On 9 March 1908, together with the opening of new connections between the MR and GWR to the south of , a second junction of the Sharpness branch with the main line was provided south of Berkeley Road to enable freight trains from Sharpness Docks to go south towards Bristol; this line, 1 mi 22 chain in length and known as the Berkeley loop, was always GWR property.

This state of affairs lasted until October 1960, when an accident involving petroleum barges on the river Severn brought down part of the railway bridge. The bridge was judged to be beyond economic repair, and the Sharpness branch line resumed its earlier status as a branch. Passenger services lasted for only four more years, though, being withdrawn in November 1964, and the stations at Sharpness and Berkeley were closed. The line remains open for freight traffic to and from Sharpness Docks, though these services are not frequent.

==Re-opening proposal==

===First attempt===
Sharpness Berkeley Railway Ltd (Company No. 07166656) intended to re-open the line as a heritage railway, using the trading names "Berkeley Vale Railway" and "The Beaver Line". Freight trains serving the Berkeley and Oldbury nuclear power stations would continue to be operated by Direct Rail Services. Rolling stock from the Stratford on Avon and Broadway Railway was expected to be used but this plan had been dropped. In March 2011, site clearance at Sharpness was carried out by members of the Proactive Vision community group, which had obtained a lease of part of the line from Network Rail. Tracklaying began in January 2012. Sharpness Berkeley Railway Ltd, Company No. 07166656, was dissolved on 12 June 2012.

===Second attempt===
On 24 August 2015, a new group, now known as the Vale of Berkeley Railway Trust, announced its intention to restore the branch as a heritage railway, along with the announcement that it had secured a lease on the former diesel shed at Sharpness Docks with the nearby Canal & River Trust. It has restored the shed to carry out restorations of its rolling stock and now has a fully functional machine shop, where it undertakes work for the railway project as well as external contract work for companies such as Bombardier. It has a number of active restoration projects, for which new volunteers are always welcome.
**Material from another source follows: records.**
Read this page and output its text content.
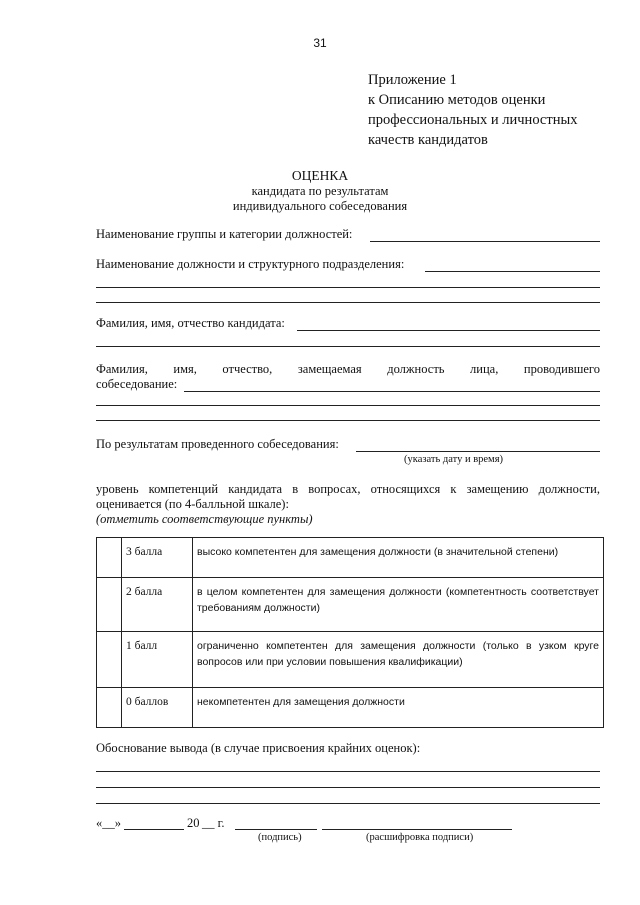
31
Приложение 1
к Описанию методов оценки
профессиональных и личностных
качеств кандидатов
ОЦЕНКА
кандидата по результатам
индивидуального собеседования
Наименование группы и категории должностей:
Наименование должности и структурного подразделения:
Фамилия, имя, отчество кандидата:
Фамилия, имя, отчество, замещаемая должность лица, проводившего
собеседование:
По результатам проведенного собеседования:
(указать дату и время)
уровень компетенций кандидата в вопросах, относящихся к замещению должности,
оценивается (по 4-балльной шкале):
(отметить соответствующие пункты)
	3 балла	высоко компетентен для замещения должности (в значительной степени)
	2 балла	в целом компетентен для замещения должности (компетентность соответствует требованиям должности)
	1 балл	ограниченно компетентен для замещения должности (только в узком круге вопросов или при условии повышения квалификации)
	0 баллов	некомпетентен для замещения должности
Обоснование вывода (в случае присвоения крайних оценок):
«__»	20 __ г.
(подпись)	(расшифровка подписи)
The VoBR now has 3 active work sites: at Sharpness Docks where the main engineering base is located, the derelict sidings known as Oldminster Sidings where a lease has been granted by Network Rail to build a storage and maintenance depot for the railway. The site has been cleared ready for track relaying and work on developing the site and building a shed and other facilities is expected to start in early 2021. At Berkeley station, some of the station site has been cleared, the foundations of the old station building have been uncovered and a regular team of volunteers meet there to work each Wednesday./

===October 2019 announcement===
On 22 October 2019, Stroud District Council announced a draft plan to build a railway station in Sharpness, to support housebuilding plans. A bid to reopen the Sharpness branch line as a tourist heritage line (VoBR), and later upgrading the line to public passenger services to serve the locality, was submitted in the third round of the Government's 'Restoring Your Railway' Ideas Fund in 2021 but was not one of the successful bids.

==Rolling stock==

===Steam locomotives===
- LMS Fowler Class 4F 0-6-0 No. 44027. Built in 1924. Undergoing overhaul.
- LMS Stanier 'Black 5' 5MT No. 44901. Built in 1945. Stored awaiting restoration.
- Wemyss Private Railway Austerity Class 0-6-0ST No. 15 'Earl David'. Built in 1945. Arrived at Sharpness in September 2016 and currently being dismantled for overhaul.

===Diesel locomotives===
- British Rail Class 03 0-6-0DM No. D2069. Built in 1959. Arrived at Sharpness from Toddington in December 2015. It was restored to working order in 2019, appearing at the DFR autumn Diesel Gala before moving to the Gwili Railway on loan.
- British Rail Class 14 0-6-0DH No. D9553. Built in 1965. Arrived at Sharpness in January 2016 and currently stored off site awaiting restoration.
- Thomas Hill Vanguard 4wDH No. TH184V 'British Gypsum No. 2'. Built in 1967. Arrived at Sharpness in February 2016. The loco is currently in operational condition, having been repainted since its arrival on site. It is now out on loan.